Before we can begin to help our enterprise clients with their positioning and messaging, there’s a fundamental and deceptively simple question to answer: “Who is your audience?”
Often, when we ask this question during initial meetings, we’re met with a variety of responses within seconds:
“Our customers,”
“Prospects,”
“Channel partners,”
“The Street,”
“Employees.”
Each response is correct, and each is important. Companies must communicate with many different audiences, and each may need to hear or know different things about the same company. For example, current customers may find it most valuable to know that the company is continually innovating new products. Prospects may find product longevity and quality more important. Channel partners may want to hear about commitment to sales enablement. The Street needs a sense of stability and growth. Employees require a primer on who the company is and what it stands for on a fundamental level.

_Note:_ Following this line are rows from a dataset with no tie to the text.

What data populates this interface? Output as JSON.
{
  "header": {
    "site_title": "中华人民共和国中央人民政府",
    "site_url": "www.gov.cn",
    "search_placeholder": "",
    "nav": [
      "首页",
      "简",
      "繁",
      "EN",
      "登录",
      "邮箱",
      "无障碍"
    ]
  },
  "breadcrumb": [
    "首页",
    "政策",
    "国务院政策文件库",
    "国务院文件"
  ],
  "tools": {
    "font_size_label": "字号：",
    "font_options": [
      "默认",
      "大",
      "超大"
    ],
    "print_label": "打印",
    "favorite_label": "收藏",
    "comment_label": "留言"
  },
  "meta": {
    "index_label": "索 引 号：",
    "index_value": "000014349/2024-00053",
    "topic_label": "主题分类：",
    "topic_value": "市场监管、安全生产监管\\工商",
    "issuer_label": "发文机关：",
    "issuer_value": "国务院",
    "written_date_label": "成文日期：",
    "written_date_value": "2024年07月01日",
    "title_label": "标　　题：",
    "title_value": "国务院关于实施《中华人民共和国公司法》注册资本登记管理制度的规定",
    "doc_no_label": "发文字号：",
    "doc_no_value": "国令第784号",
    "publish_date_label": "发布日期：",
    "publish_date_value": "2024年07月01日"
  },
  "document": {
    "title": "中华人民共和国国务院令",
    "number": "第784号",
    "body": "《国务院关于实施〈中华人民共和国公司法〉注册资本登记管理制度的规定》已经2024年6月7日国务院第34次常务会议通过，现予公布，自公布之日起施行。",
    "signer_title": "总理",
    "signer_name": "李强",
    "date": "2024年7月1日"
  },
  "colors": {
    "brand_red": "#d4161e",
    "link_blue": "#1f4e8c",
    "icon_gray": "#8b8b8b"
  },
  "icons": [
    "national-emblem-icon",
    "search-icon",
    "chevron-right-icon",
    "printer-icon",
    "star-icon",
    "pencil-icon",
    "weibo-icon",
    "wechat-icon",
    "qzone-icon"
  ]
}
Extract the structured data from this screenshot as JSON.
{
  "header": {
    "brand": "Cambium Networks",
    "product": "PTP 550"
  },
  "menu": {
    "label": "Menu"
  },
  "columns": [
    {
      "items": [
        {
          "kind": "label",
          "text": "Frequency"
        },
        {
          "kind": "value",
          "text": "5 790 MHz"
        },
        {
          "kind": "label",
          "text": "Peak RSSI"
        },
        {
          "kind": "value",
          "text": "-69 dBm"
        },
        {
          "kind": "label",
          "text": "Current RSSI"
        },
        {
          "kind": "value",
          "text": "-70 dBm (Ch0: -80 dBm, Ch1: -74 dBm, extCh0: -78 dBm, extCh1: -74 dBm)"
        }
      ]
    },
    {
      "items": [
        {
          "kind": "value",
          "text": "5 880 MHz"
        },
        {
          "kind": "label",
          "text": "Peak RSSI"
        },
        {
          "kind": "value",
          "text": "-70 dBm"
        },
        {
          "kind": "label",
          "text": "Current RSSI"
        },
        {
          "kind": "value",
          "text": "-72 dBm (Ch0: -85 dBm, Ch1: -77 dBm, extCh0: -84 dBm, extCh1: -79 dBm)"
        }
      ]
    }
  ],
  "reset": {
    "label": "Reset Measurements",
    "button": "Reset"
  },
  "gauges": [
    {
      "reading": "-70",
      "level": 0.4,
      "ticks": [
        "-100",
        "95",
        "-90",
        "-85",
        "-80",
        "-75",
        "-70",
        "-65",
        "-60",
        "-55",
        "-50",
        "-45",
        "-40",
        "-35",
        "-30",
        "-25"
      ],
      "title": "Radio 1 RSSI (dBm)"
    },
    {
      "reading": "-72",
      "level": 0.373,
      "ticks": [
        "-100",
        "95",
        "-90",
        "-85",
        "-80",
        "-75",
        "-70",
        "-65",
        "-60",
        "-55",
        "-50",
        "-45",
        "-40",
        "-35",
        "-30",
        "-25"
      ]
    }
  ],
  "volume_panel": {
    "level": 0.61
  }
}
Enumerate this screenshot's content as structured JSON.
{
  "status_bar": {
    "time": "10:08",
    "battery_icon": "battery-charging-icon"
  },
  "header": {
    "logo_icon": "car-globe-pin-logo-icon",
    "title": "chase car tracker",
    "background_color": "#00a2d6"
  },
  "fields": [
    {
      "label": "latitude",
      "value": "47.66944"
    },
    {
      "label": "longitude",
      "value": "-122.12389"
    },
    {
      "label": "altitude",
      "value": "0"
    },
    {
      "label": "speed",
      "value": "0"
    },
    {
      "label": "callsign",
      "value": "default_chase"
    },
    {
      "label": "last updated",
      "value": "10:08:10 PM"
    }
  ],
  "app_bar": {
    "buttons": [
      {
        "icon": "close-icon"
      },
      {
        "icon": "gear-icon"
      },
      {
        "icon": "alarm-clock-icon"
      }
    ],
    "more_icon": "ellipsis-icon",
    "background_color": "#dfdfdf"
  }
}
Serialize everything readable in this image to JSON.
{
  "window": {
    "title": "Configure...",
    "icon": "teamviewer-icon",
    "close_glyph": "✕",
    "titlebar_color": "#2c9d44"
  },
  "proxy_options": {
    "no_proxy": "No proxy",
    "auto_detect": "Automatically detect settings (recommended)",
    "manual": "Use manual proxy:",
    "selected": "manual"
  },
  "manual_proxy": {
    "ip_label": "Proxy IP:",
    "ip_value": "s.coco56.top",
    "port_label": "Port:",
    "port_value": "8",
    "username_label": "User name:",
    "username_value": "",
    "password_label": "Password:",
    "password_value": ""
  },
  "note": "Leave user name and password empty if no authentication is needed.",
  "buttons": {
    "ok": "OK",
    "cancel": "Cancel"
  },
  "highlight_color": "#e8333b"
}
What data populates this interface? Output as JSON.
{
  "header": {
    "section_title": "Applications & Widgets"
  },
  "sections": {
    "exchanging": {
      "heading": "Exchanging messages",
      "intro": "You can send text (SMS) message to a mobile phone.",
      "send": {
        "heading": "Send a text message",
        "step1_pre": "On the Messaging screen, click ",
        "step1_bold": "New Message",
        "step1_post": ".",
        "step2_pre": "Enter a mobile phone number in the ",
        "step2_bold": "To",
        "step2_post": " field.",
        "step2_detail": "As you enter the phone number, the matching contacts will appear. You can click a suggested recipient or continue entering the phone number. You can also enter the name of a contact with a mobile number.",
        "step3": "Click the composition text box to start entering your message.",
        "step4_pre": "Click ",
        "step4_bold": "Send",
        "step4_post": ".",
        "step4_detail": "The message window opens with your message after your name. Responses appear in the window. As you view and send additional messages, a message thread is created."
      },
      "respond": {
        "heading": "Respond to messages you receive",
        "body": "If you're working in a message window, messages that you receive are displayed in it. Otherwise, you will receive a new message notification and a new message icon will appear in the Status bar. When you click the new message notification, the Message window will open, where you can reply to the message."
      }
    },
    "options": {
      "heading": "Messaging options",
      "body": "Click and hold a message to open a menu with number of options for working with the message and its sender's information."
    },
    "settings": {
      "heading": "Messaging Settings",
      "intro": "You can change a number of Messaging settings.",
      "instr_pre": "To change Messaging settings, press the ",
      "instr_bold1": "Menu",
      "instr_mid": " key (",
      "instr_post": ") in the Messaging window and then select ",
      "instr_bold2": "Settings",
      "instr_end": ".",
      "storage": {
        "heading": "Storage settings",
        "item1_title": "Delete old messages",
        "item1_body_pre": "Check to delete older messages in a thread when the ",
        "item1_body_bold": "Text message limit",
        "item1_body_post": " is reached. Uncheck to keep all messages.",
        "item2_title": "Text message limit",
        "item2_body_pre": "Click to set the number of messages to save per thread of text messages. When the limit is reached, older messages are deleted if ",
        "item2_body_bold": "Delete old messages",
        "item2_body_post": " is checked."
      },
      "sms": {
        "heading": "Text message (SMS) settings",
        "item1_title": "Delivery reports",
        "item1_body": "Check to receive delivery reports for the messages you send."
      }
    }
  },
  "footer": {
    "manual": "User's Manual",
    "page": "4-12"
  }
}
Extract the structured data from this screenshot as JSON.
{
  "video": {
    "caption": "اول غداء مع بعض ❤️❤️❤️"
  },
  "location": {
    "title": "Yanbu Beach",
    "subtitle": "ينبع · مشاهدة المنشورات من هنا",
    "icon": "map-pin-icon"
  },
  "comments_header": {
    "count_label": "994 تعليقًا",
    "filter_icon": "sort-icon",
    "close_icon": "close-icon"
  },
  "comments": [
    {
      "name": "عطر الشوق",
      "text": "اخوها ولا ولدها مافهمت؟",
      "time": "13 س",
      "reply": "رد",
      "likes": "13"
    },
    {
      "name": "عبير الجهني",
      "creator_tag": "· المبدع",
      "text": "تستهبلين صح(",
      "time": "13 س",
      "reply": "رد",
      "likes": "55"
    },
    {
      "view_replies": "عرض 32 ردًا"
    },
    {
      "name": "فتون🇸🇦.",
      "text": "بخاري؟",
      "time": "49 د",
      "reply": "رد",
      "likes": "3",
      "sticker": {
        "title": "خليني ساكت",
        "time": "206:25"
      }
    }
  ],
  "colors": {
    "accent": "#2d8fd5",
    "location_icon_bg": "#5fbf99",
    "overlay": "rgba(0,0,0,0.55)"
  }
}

It’s a lot of messages. But everybody doesn’t need (or want) to be told everything. So how do you get the right information to the right people? With segmentation and targeting.
First, define your audience(s). Identify as many as you can. Who are they? What do they care about? What kind of information are they looking for, and where do they typically look for it?
Next, prioritize your audience(s). Which one, two or three are most important to reach first? This will depend upon factors including your brand strategy, sales goals, growth plans, and marketing budget.
Then, research your audience(s). Learn everything you can about their challenges, their perceptions, and what drives their behaviors and decisions. The object is to know enough to empathize with their need for the information you can provide.
Finally, map your messages to each audience type. What makes your company uniquely well suited to a prospective customer might not be what makes it uniquely well suited to a reseller or investor or job applicant.
Equipped with a messaging strategy that lets you quickly address any curiosity, confusion, or objection—by audience—will do more than differentiate you as a brand; it will increase the efficiency of processes ranging from product marketing and channel management to staff onboarding and investor relations. Everybody’s listening for something different. Speak their language.